Impact prévisible au Canada?

Neuf alumineries canadiennes sur dix se trouvent au Québec. Sachant que 80% de la production du pays est exportée vers les États-Unis, certains joueurs craignent des impacts potentiels sur l’industrie.

D’emblée, le président de l’Association de l’aluminium du Canada (AAC), Jean Simard, tient à préciser que le rapport remis au président n’a pas de pouvoir décisionnel.

«Le président pourrait donner suite à l’une des mesures, ou même à aucune d’entre elles, et arriver avec une décision complètement différente. Cependant, quand on fait référence au Canada dans le rapport, ce n’est pas de façon négative comme s’il faisait partie du problème», assure-t-il.

On y mentionne que l’aluminium primaire en provenance du Canada est «important pour les États-Unis». Le rapport fait aussi état que des exemptions aux tarifs et quotas proposés seraient possibles.

«On comprend que si un pays peut bénéficier de ces exemptions, c’est bien le Canada», précise M. Simard.

Bien positionné sur l’échiquier

Le président de l’AAC croit que parmi tous les pays qui exportent aux États-Unis, le Canada est celui avec le meilleur alignement pour tirer profit de la situation. Il déduit qu’en fin de compte, rien ne va changer. «Pour l’instant, on a zéro tarif quand on exporte aux Américains. La Russie, elle, par exemple, est au tarif de l’Organisation mondiale du commerce (entre 2,4% et 6,5%). Si demain matin un tarif de 5% est appliqué à tous, on est encore favorisé au Canada par rapport aux autres exportateurs mondiaux», conclut-il.
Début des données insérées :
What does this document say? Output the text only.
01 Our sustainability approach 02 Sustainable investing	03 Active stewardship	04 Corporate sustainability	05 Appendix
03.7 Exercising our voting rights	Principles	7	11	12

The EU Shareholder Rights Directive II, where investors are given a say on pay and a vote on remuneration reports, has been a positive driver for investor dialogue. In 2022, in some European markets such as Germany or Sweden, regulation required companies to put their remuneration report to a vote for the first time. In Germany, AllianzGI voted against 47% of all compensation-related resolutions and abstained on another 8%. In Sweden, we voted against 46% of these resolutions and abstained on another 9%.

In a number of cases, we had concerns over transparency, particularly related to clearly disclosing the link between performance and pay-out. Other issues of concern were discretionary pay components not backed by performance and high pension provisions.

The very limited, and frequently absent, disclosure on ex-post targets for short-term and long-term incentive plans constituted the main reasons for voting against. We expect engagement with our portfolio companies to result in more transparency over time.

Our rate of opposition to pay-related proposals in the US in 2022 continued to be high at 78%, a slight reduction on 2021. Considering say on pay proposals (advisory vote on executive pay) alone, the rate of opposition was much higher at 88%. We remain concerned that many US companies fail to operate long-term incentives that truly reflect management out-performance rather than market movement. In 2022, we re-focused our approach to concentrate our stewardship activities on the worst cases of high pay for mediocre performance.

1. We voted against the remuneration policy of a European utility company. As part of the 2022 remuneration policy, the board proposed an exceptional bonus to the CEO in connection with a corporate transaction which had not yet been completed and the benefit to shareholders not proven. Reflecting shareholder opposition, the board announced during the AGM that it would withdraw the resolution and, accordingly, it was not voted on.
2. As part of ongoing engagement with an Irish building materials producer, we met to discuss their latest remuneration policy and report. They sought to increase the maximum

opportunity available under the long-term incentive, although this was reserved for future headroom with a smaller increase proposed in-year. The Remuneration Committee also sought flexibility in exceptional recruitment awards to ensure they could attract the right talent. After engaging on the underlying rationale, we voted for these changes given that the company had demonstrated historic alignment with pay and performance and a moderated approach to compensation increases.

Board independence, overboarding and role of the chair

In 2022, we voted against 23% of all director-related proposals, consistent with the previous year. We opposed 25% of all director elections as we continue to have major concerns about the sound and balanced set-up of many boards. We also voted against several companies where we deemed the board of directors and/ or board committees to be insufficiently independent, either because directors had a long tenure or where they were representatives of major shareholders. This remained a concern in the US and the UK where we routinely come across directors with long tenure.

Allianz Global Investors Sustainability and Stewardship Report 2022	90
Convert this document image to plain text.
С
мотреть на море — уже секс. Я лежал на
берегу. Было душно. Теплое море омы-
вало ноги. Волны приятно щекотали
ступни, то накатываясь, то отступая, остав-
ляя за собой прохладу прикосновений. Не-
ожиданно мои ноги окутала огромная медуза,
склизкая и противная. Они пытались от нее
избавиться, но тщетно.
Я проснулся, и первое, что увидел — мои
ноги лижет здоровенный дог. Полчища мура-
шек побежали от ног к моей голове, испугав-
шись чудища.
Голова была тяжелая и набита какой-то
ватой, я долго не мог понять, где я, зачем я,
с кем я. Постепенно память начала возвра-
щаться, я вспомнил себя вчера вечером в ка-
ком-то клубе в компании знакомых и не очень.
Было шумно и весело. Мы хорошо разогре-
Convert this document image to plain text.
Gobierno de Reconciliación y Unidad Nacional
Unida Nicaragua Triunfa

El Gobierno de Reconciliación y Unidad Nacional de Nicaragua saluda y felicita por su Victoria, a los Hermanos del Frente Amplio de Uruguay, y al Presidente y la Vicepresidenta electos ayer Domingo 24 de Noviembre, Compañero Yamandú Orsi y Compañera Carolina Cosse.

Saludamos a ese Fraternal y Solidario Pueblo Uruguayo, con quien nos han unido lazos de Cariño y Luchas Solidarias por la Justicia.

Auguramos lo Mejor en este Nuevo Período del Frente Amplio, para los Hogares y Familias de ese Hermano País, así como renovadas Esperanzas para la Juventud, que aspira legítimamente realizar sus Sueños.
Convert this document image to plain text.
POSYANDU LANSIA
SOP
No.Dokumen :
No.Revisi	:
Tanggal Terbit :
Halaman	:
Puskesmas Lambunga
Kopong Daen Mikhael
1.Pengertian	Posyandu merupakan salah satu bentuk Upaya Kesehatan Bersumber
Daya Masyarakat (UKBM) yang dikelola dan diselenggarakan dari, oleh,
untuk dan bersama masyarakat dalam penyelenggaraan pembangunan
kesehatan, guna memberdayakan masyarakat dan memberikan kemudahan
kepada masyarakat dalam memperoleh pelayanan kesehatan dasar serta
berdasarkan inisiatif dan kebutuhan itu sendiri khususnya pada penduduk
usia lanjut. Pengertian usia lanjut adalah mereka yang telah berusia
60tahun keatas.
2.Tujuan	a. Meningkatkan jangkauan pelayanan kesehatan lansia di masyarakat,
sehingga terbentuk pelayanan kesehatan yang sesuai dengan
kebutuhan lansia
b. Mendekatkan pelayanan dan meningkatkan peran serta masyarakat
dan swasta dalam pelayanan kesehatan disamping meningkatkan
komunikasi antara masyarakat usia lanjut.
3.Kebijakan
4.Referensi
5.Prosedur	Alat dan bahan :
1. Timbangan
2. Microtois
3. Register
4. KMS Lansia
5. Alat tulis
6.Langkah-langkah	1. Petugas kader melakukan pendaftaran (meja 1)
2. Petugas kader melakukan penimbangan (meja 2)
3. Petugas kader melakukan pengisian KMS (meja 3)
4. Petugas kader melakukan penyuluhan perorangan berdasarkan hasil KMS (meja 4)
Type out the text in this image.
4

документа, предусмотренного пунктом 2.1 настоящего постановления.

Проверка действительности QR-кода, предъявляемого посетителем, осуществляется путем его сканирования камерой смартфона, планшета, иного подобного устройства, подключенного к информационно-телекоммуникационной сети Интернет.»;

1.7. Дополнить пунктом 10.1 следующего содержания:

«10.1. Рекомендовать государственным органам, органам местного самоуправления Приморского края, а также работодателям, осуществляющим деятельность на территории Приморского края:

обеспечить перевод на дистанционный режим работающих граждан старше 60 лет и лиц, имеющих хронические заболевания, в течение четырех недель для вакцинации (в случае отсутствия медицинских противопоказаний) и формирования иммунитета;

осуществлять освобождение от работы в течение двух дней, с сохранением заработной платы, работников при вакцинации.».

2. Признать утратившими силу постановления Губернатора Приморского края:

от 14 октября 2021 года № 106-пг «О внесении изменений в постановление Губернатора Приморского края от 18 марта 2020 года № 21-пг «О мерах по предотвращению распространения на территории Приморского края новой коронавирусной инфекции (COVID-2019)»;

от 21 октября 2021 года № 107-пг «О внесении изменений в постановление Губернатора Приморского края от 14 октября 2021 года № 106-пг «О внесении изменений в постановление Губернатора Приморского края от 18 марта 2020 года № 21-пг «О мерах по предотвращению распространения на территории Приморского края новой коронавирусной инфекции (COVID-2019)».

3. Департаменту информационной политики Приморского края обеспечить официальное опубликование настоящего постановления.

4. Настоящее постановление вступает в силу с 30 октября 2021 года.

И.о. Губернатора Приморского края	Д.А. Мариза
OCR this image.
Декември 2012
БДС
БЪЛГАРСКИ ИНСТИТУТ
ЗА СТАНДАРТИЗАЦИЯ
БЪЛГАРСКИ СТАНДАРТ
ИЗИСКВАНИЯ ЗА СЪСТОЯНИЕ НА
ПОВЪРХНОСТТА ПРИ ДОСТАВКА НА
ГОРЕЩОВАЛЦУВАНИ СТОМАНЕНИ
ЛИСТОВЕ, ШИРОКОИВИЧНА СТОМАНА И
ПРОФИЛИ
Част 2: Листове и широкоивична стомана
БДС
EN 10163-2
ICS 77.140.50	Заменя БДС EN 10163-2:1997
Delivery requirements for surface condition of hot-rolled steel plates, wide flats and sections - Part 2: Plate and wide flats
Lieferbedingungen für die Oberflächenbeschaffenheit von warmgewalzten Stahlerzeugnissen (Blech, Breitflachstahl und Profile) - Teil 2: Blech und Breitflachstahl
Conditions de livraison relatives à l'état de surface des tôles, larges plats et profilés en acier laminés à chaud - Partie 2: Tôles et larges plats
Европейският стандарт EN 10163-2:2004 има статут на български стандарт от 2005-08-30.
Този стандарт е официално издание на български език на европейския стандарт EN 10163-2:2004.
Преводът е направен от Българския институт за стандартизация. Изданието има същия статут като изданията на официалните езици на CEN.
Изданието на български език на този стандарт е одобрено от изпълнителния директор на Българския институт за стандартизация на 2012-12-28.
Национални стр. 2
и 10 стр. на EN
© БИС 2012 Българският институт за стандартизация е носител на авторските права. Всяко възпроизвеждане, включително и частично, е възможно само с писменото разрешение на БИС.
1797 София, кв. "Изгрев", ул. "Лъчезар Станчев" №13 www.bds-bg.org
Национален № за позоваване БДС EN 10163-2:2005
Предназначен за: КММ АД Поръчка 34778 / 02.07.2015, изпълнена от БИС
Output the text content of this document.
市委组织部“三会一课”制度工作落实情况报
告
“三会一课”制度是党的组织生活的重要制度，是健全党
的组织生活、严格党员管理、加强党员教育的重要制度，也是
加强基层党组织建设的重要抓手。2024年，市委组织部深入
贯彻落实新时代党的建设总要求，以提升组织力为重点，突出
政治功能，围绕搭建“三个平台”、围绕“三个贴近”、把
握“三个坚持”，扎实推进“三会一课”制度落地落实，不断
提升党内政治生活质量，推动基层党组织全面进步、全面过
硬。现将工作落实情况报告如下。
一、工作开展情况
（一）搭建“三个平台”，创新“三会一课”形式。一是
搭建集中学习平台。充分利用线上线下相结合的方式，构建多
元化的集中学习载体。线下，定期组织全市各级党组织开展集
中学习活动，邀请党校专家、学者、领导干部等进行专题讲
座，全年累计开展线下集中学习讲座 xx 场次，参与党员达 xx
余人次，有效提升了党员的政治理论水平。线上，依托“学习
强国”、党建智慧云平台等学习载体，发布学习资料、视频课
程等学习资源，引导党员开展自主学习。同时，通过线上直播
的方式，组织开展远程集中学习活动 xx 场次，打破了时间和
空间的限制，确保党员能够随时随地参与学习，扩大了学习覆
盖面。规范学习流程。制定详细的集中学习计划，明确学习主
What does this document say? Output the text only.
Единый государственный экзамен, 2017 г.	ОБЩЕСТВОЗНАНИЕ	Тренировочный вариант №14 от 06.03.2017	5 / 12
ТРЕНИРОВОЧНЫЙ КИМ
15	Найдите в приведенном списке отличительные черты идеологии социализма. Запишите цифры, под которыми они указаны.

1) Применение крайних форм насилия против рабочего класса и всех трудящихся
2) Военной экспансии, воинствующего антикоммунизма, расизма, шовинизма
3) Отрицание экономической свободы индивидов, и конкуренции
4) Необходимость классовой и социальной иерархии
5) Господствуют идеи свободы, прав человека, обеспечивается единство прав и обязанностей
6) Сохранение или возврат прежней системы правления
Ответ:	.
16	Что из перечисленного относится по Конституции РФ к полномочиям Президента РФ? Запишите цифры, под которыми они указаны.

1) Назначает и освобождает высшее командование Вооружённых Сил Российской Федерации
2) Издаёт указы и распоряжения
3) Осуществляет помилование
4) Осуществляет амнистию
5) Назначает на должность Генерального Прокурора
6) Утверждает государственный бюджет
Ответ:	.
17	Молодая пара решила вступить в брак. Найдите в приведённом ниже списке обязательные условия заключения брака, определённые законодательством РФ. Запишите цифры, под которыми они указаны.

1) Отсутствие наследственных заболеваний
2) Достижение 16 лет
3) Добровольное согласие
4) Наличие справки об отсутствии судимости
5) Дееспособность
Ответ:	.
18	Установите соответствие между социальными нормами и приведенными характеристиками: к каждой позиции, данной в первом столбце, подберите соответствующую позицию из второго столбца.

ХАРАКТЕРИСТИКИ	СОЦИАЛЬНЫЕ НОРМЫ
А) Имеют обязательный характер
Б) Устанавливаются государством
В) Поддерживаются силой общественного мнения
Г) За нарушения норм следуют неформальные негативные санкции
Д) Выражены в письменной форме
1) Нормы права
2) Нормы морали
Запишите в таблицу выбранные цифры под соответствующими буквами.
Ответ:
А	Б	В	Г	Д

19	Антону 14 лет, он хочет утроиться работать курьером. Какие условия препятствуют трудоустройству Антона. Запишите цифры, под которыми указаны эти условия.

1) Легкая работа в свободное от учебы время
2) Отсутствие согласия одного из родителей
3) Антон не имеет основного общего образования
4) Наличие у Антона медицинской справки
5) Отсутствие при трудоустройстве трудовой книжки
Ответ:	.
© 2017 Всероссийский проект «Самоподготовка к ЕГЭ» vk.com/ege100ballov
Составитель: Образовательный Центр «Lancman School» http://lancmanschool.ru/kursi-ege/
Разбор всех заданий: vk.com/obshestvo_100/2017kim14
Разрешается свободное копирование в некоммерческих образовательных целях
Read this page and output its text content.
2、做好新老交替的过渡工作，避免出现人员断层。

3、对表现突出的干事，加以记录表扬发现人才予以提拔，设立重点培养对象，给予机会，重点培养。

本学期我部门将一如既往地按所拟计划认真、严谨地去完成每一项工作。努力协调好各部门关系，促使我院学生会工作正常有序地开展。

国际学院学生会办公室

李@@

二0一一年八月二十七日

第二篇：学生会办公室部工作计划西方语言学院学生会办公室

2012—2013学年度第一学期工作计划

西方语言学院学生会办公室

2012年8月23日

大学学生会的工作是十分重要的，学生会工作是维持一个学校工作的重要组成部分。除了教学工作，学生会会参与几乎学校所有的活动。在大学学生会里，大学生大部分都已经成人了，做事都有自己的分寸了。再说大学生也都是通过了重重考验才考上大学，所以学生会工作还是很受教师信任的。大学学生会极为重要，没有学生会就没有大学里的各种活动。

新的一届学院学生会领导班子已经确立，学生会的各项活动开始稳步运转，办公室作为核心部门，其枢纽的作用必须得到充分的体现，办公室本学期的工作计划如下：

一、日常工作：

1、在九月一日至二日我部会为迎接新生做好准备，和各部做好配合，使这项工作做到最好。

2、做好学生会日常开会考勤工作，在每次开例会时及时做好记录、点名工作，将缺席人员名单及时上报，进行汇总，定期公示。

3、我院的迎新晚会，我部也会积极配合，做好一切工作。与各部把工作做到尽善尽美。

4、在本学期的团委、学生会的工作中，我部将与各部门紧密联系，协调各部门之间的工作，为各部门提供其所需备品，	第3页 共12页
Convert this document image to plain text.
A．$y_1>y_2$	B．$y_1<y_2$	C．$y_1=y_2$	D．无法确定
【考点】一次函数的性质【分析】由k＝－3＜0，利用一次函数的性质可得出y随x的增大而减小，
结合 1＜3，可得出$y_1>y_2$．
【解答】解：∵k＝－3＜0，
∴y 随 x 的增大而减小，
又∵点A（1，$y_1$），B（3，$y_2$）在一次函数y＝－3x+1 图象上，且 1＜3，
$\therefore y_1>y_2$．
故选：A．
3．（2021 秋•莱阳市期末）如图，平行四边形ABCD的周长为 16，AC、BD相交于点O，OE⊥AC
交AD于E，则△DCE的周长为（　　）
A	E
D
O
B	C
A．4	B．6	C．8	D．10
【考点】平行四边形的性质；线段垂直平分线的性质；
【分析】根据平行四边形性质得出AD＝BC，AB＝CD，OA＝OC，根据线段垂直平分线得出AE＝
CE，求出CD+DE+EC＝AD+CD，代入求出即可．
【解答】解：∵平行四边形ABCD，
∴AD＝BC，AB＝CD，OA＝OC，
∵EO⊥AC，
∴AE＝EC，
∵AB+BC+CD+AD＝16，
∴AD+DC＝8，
Jean Simard veut toutefois ne rien tenir pour acquis et continuera de se faire entendre auprès des instances américaines.

«Notre travail à l’AAC a plus d’impact, du fait que l’on travaille de pair avec l’Association américaine de l’aluminium. On se parle chaque semaine. Nos stratégies sont convergentes, parce que nos membres sont les mêmes, des deux côtés de la frontière.»

Chaîne de valeur intégrée

La bonne position du Canada découlerait de ce que Jean Simard nomme la chaîne de valeur intégrée.

«Une chaîne de valeur intégrée, c’est ce que nous avons dans l’industrie automobile nord-américaine, où l’aluminium de Baie-Comeau est exporté vers les États-Unis pour être transformé en produits laminés, qui se retrouvent ultimement dans les Ford 150», explique-t-il.

La majorité des pièces circulent ainsi plusieurs fois à travers les frontières du Canada et du Mexique. Les entreprises sont en lien continu, assurant les besoins des unes et des autres.

«Le risque des mesures protectionnistes est de rompre ces relations, d’engendrer de la délocalisation d’entreprises et d’augmenter le coût final des produits», estime M. Simard.

C’est près de 10 000 travailleurs canadiens qui produisent l’aluminium exporté aux États-Unis, qui est par la suite transformé par 150 000 travailleurs américains dans les secteurs de l’automobile, de l’aérospatial et de la construction.

«C’est la fluidité des relations commerciales qui risque d’être affectée. Surtout au détriment des clients américains qui vont payer plus cher, sans valeur ajoutée.»